Extended Topics in Algebra and Geometry is a course designed for students who have had some initial exposure to Algebra 1 and Geometry and who have demonstrated strong interest, independence, and achievement in mathematics. Students move beyond straightforward application of algorithms, focusing on problem-solving in context. This course delves deeply into algebra topics, uses algebraic processes to tackle geometry topics, and moves at a more challenging pace. Topics covered include linear equations and inequalities; systems of equations and inequalities; linear and nonlinear (quadratic, exponential and rational) functions and their transformations; and quadratic equations and their solutions. Geometry topics covered include proof, logic and reasoning; extended work with coordinate geometry; circles; triangles (including right triangle trigonometry); quadrilaterals; and measuring irregular shapes for area, volume, and surface area. Graphing calculators, including Desmos and TI-84s, are used to support learning, along with other applications such as Geogebra.

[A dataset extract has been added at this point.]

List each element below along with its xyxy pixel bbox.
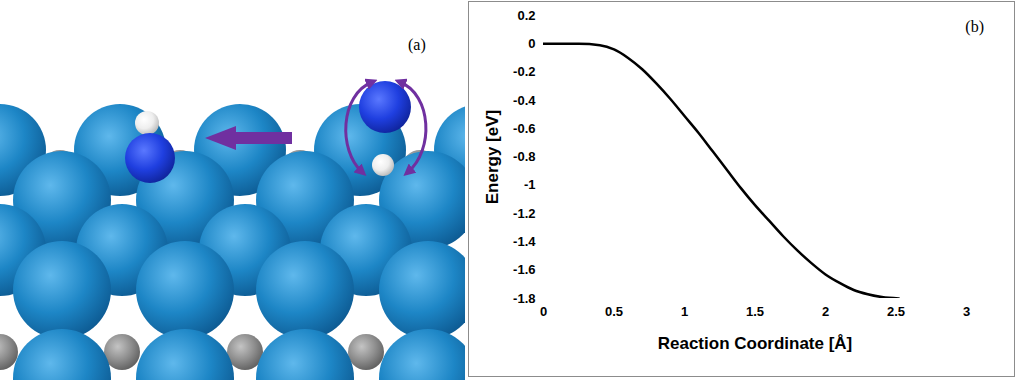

Geometry is a secondary school course that deepens students’ understanding of plane and solid geometric figures while fostering their abilities to analyze, justify, and communicate information about geometric relationships and write geometric proofs. Topics include congruent and similar triangles; parallel and perpendicular lines; right triangle trigonometry; polygons; circles and solids; transformations; and constructions. Algebra topics are integrated throughout the course to provide a solid and broad foundation for advanced mathematics courses. Geometry has a balanced focus on inductive and deductive reasoning, providing students with some practice with proofs. The Geometry Advanced course is for more independent learners and is a proof-based curriculum focusing on the development of inductive reasoning. Students in both courses use technology such as Geogebra or Desmos to further demonstrate understanding of the geometry topics.
This course is a full-year study of advanced algebra for students who have completed Algebra I and a formal geometry course. Evidence of readiness and approval by the chair of the Mathematics Department is required to enroll. Topics include data analysis; sequences and recursion; functions; trigonometry; matrices; exponential and logarithmic functions; and conic sections. Students will also study irrational and complex numbers, polynomial equations, analytic geometry, and statistics. A TI 84 Plus graphing calculator is required in order to fully explore functions.
Pre-Calculus is a full-year course that prepares students for Calculus. Drawing on algebra, geometry, and arithmetic, the course synthesizes students’ prior mathematical work while introducing ideas of calculus. Topics include analysis of polynomial, rational, exponential, logarithmic, and trigonometric functions; complex numbers; mathematical induction; vectors in the plane; polar geometry; analytic geometry and conic sections; statistics, the normal distribution, and basic combinatorics; and area under curves. Moving at a challenging pace, the course emphasizes conceptual understanding, problem solving, and proof.